As Kildemo explains, the average aluminium producer emits around 16 or 17 tonnes of carbon dioxide per tonne of produced aluminium. By comparison, Norsk Hydro emits around 4 tonnes – or less – of CO2 per tonne of aluminium. Environmental considerations are rapidly becoming a differentiator, which is something Kildemo believes the company is ideally placed to capitalise on.
“We’re heavily focused on new technologies to produce carbon-free aluminium. Another reason we’re positive on this is that consumers are willing to pay an extra premium for greener products, as we’ve seen in recent years,” Kildemo says.
Where is aluminium used?
The transport and construction sectors are the two largest consumers of aluminium, alongside packaging, electrical, consumer durables and industrial machinery and equipment.
In automotive, some of the largest users of aluminium include the likes of BMW, Mercedes and Peugeot, which all use Norsk Hydro aluminium.
Considerations about carbon intensity are increasingly weighing on corporate decision-making within these industries.
In addition to the regulatory changes being introduced in various countries, including the implementation of carbon taxes, consumers are also increasingly prepared to pay a premium for cleaner products.
Kildemo points out three pathways to low and zero-carbon in aluminium production:
- Recycled or “post-consumer” aluminium scrap. Using 100% recycled scrap together with hydrogen instead of gas in the recycling process.

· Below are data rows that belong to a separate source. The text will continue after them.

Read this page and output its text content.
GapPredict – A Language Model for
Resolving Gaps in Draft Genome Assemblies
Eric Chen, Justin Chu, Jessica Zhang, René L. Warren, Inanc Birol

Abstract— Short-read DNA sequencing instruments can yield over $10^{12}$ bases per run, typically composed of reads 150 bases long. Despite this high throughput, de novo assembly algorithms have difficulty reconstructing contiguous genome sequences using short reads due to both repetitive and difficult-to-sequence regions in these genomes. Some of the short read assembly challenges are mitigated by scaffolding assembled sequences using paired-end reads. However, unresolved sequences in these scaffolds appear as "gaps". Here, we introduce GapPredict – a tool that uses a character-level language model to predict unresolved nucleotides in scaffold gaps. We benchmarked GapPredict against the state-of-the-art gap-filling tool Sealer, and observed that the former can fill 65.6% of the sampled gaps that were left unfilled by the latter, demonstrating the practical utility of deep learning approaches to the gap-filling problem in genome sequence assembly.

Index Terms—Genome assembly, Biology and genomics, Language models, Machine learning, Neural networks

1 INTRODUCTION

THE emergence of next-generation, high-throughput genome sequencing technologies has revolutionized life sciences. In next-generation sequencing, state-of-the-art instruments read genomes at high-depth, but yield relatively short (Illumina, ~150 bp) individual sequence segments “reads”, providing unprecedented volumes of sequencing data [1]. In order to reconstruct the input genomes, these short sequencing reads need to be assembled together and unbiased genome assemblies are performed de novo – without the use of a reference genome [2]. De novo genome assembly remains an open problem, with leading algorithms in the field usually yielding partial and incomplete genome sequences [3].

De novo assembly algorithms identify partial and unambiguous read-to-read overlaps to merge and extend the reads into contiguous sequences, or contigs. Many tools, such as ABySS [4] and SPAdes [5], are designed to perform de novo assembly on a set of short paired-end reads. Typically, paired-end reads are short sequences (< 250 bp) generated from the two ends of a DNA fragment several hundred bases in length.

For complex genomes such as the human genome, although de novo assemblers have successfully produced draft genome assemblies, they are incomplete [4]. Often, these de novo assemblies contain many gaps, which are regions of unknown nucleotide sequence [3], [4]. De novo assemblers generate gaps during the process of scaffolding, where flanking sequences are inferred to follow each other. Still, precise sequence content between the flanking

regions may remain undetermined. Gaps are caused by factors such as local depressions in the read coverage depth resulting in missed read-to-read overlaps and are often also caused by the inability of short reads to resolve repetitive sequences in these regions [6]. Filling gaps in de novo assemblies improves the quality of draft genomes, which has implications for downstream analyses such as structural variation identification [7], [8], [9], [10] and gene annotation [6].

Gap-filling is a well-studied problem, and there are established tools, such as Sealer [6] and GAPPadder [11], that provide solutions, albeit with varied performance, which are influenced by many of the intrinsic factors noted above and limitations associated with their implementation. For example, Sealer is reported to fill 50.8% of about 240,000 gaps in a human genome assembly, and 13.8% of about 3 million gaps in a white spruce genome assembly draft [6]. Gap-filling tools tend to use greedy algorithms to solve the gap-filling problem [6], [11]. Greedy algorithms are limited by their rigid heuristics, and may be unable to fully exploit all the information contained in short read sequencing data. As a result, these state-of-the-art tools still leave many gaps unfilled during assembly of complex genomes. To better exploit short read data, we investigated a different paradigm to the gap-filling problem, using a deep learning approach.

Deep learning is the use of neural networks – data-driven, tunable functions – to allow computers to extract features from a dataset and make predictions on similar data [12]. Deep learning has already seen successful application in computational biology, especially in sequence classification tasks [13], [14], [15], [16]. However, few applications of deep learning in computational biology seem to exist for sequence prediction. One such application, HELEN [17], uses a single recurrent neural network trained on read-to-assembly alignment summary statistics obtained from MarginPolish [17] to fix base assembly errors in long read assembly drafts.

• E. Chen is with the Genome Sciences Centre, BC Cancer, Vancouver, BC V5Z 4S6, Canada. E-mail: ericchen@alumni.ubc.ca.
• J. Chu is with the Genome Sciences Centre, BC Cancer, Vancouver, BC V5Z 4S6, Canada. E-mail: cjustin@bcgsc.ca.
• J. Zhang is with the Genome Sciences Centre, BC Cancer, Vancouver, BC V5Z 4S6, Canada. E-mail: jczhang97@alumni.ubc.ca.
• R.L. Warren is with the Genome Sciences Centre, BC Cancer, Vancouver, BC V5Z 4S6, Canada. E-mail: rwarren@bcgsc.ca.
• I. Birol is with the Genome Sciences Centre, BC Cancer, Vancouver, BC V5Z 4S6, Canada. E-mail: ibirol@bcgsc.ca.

- At the smelting stage, HalZero technology is a carbon-free process that uses chlorine instead of carbon.
- Also in smelting, carbon capture can be implemented in existing aluminium smelters.
“We define our aluminium metal operations as sustain and improve. Maintain the position on the cost curve, provide greener aluminium,” he says.
“And then if we see that we are able to break through on the low or near zero carbon aluminium production, then we will consider if we should start reinvesting in production of aluminium again.”
What’s the outlook for aluminium?
Most commodity analysts expect the market to remain tight for the next few years, but from 2025 onward see an undersupply of aluminium.
“Moving beyond this period, if you don’t get more capacity coming in, even with the increased amount of recycling and producers digging deeper and deeper into the scrap pile, this can extend even further,” says Kildemo.
“Compared to a couple of years ago, the general outlook now is for tighter markets for the coming years, unless we have some form of a demand shock.”
The future for Norsk Hydro
Citing a range of factors, including “self-improvements” that have ensured its costs have remained relatively low, ongoing demand strength, and greater emphasis on environmental sustainability, Kildemo believes Nork Hydro’s future looks bright.
“Many of the biggest milestones related to us succeeding in many of the sustainability ambitions we’ve set. Being able to produce zero-emission products within the timeframe that we’ve set is something we’re really looking forward to.”